Private Label lists "leather" in its notes and, yes, the fragrance is often summarized as a vetiver-leather fragrance. To me, however, that description doesn't tell the whole story. On my skin, Private Label isn't a leather fragrance so much as it is birch tar one. There is a huge difference to my mind. Huge. Birch tar is a resinous extract that has been traditionally used to coat and treat rawhide and, as such, the camphorous, pine-y, phenolic, sometimes sulphurous ingredient is often used in perfumery to replicate the aroma of a certain type of black "leather." The perfume is a vetiver scent in many ways, but it is vetiver transformed into one living in Mad Max's world, a scent that the Road Warrior would wear with its uncompromising smoke, tar, asphalt, and rubber facets. If any of you love the toughness of Robert Piguet's vintage Bandit and the birch tar smoke of Andy Tauer's Lonestar Memories, but want both taken up a notch and infused with smoked vetiver, then Jovoy's Private Label is for you.
The core essence of Private Label doesn't change for hours on end. All that happens is a fluctuation in the prominence of certain notes, and a dropping of the fragrance's sillage. After 60-minutes, Private Label hovers about 3 inches above my skin; by the end of the fourth hour, it is a skin scent, though it remains extremely potent when sniffed up close. The prominence of the smoke elements varies, with the birch tar seeming softer and more manageable for a brief period around the second hour. Then, suddenly, at the start of the third hour, Private Label somehow seems even smokier! Though the mentholated notes are much less, the vetiver has overtaken the birch tar as the dominant element, and my word, is it dark! I've never encountered vetiver that is quite so smoked. This is not smooth vetiver like in Chanel's Sycomore, but some sort of mutant hybrid created in a peaty bonfire.
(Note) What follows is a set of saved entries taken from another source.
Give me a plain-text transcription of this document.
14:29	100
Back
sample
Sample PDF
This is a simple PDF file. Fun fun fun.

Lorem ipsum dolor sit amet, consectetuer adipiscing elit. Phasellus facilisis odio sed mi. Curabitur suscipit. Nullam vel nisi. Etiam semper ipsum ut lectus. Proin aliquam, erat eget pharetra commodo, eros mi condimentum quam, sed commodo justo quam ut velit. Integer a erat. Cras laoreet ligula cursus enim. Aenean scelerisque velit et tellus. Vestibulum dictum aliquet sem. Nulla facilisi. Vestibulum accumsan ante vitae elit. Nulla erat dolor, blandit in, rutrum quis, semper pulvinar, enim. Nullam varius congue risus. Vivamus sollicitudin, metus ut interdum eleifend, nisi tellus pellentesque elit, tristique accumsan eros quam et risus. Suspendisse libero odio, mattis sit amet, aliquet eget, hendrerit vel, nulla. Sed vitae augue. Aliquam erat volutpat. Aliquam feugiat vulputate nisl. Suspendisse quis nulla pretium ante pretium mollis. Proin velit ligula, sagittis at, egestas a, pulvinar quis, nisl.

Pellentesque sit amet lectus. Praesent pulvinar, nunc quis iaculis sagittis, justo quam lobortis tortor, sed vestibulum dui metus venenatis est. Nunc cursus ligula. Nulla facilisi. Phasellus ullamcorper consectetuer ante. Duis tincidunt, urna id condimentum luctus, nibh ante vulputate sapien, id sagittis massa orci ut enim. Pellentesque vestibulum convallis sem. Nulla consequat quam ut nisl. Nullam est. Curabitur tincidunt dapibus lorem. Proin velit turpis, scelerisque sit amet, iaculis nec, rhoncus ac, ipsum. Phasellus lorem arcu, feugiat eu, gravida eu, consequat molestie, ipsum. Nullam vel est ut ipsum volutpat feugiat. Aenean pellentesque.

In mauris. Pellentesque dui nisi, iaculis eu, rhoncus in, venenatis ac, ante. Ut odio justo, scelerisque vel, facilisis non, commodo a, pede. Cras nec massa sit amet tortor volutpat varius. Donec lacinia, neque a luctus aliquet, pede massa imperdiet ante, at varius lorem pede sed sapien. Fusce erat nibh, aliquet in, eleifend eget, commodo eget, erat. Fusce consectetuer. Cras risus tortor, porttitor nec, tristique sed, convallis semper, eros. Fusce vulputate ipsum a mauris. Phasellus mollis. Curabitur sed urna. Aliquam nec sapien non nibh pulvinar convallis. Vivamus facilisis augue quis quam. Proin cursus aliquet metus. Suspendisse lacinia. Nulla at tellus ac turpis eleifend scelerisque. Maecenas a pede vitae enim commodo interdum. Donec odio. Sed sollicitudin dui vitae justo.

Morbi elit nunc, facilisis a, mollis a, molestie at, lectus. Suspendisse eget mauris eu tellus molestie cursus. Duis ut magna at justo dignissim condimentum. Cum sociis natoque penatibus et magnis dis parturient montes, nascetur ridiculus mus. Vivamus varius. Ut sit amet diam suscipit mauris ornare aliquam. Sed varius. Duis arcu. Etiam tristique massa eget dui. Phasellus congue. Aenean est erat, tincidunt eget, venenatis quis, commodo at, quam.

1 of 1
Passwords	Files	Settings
The vetiver continues to dominate the rest of Private Label's development. All in all, it consistently lasted over 12 hours on my skin, with soft sillage but sharp notes.
I generally believe that all fragrances are unisex in nature, but I think Private Label definitely skews more masculine. However, I think that there is a narrow group of people who may very much enjoy Private Label: men and women who adore vetiver, but who also love birch tar, smoky fragrances, mentholated eucalyptus blends, and black leather notes. For me, it's as though Andy Tauer's Lonestar Memories and Naomi Goodsir's Bois d'Ascece had a swingers' orgy with bucketfuls of tarry cade, a very hippie Woodstock patchouli, Santa Claus' peppermint-eucalyptus muscle rub, Olivier Durbano's Black Tourmaline, and Serge Lutens' Fille en Aiguilles. Nine months later, the baby that resulted was Private Label.